Now, despite the healing power of the bronze serpent, the serpent itself was not a good symbol in Jewish history. Genesis tells us that it was the serpent who tricked Adam and Eve. As Pope Francis noted, when speaking about the same readings on March 14, 2016, the serpent was a “symbol of sin, the serpent that kills.” However, the pope added, speaking of Jesus’ words to Nicodemus, it is also “the serpent that saves: this is the mystery of Christ.” Just as the bronze serpent revealed God’s healing, so did the cross — a symbol of death and oppression — reveal salvation.

Mary Healy, who teaches Scripture at Sacred Heart Major Seminary in Detroit, also notes the connection between that which kills and that which heals. In speaking of the bronze serpent, she notes, “The story also portrays the profound connection between sin and its consequences. The mysterious fiery serpents (nechashim sepharim) who bite the rebellious Israelites recall the primordial deception by the serpent (nachash) in Gen 3:1-6. The people have succumbed to the perennial temptation that originated with the serpent in the Garden of Eden — the temptation to distrust and disobey God — and they thus experience the serpent’s own bitter toxin: death.

“More surprisingly,” Healy added, “the method of cure devised by God is also symbolically linked to the sin. That which heals is shaped like that which caused the wound.”

Snakes remain

Interestingly, in the account in the Book of Numbers, God does not take away the deadly serpents. Instead, the serpents seem to remain. It is only when someone who is bitten by a snake looks upon the bronze serpent that he or she is saved. In the same way, God did not save Jesus from the cross — even though Jesus asked, if it were possible, to be spared.

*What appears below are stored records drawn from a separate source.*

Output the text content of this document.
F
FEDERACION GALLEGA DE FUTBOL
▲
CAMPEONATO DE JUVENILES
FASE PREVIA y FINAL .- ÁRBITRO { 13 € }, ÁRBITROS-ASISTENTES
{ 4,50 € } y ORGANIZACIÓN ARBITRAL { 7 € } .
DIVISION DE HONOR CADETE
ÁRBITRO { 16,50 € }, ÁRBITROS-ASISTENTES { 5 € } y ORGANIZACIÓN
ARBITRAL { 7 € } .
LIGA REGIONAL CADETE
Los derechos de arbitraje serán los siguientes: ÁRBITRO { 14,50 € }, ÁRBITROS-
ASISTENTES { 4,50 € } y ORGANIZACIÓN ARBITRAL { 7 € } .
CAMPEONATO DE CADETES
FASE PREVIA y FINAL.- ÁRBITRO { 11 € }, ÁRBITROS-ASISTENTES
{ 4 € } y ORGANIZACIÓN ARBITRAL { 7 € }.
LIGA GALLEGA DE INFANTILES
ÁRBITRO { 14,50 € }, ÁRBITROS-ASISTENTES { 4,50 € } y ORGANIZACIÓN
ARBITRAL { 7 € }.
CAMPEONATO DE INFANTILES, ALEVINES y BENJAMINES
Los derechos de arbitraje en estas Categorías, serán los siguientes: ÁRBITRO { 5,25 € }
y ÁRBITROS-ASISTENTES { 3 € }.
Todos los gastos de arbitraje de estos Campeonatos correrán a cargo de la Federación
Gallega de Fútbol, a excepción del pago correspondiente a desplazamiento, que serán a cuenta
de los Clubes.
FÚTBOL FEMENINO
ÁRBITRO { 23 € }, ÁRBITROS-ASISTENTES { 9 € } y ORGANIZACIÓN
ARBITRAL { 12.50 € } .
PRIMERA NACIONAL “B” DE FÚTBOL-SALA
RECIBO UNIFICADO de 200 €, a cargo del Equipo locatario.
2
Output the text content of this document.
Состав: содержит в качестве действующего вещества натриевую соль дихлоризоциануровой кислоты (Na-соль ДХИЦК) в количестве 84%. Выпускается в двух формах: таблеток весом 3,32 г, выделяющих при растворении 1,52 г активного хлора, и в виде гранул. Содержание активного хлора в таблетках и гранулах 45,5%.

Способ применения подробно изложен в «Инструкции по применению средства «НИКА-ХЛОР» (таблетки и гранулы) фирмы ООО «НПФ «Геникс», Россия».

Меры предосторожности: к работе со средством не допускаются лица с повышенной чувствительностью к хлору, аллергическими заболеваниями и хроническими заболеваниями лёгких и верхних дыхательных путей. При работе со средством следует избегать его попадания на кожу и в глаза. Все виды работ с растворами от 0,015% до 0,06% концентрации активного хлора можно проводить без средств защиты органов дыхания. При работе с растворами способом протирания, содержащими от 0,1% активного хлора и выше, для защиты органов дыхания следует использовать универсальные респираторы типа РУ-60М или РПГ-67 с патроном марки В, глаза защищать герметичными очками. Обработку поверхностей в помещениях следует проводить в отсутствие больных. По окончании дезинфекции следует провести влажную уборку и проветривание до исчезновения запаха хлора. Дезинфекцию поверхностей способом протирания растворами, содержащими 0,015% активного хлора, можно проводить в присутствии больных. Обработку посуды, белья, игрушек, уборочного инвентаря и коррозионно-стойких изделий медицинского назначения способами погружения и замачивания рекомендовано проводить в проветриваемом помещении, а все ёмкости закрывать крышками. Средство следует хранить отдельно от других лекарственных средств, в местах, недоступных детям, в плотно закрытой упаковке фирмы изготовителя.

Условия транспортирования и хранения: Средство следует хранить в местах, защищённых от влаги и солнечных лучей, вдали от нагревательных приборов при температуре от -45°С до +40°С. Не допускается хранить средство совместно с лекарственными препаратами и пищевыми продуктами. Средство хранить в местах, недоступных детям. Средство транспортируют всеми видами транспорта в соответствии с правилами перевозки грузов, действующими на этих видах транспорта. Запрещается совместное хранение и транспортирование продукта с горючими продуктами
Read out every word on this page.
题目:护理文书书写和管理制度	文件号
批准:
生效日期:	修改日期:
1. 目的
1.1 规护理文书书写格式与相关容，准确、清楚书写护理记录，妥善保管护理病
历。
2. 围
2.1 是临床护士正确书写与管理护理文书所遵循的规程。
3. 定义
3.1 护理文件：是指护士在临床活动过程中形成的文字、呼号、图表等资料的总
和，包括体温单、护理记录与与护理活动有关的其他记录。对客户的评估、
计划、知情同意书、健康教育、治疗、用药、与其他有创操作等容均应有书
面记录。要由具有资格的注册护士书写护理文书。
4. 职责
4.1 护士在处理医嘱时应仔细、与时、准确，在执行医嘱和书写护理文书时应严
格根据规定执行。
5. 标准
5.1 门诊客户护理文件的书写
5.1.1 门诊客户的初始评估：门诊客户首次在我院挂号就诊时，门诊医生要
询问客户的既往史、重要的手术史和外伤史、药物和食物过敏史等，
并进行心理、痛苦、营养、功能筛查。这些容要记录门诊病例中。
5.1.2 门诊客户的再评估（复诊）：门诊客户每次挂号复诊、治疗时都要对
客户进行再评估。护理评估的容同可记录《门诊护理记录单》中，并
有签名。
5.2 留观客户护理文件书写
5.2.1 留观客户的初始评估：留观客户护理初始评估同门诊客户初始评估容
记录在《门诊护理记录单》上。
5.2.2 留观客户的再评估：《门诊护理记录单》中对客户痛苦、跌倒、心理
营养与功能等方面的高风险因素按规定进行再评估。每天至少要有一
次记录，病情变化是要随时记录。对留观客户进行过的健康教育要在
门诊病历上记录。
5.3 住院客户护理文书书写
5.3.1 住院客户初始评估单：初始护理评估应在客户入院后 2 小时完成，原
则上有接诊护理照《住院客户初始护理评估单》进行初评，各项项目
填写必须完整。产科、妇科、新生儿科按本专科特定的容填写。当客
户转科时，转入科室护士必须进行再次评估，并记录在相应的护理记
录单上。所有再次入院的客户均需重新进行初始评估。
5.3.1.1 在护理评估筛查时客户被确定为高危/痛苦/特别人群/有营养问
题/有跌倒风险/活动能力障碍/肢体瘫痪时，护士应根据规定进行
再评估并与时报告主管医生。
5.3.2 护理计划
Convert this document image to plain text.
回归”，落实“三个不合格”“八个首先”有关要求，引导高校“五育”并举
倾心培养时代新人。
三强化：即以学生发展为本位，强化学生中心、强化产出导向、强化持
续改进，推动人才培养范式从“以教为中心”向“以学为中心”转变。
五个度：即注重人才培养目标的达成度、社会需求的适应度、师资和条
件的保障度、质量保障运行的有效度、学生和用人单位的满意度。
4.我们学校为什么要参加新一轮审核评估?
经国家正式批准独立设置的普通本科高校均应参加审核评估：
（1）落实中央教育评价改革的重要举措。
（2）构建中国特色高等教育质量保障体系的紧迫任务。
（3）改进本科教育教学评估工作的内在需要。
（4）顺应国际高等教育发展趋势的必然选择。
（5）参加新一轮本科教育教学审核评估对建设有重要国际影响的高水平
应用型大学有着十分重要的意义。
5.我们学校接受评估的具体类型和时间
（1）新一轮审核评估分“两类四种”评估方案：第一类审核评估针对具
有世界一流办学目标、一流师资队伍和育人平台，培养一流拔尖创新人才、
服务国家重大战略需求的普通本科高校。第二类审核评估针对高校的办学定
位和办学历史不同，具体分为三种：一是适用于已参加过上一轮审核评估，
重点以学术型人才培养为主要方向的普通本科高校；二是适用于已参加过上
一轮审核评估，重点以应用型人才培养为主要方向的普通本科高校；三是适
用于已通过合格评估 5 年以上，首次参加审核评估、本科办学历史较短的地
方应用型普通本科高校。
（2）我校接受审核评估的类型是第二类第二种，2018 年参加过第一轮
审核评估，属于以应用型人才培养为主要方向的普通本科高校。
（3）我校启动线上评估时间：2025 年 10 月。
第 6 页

Instead, the evil of suffering and death remained, but through them God allowed Jesus to be raised up on the cross so he could also be raised up to eternal glory.

Pope Francis noted this paradox and said that this is why “if we want to know the love of God, we look at the crucifix.”

The lesson of the serpent rod of Moses blossoms into the promise that is the cross of Christ. The cross, in and of itself, was a symbol of the oppressive and deadly power of the Roman Empire. However, through God’s mercy, the cross also became the tree of life so that all who look upon it may be saved by God through Christ.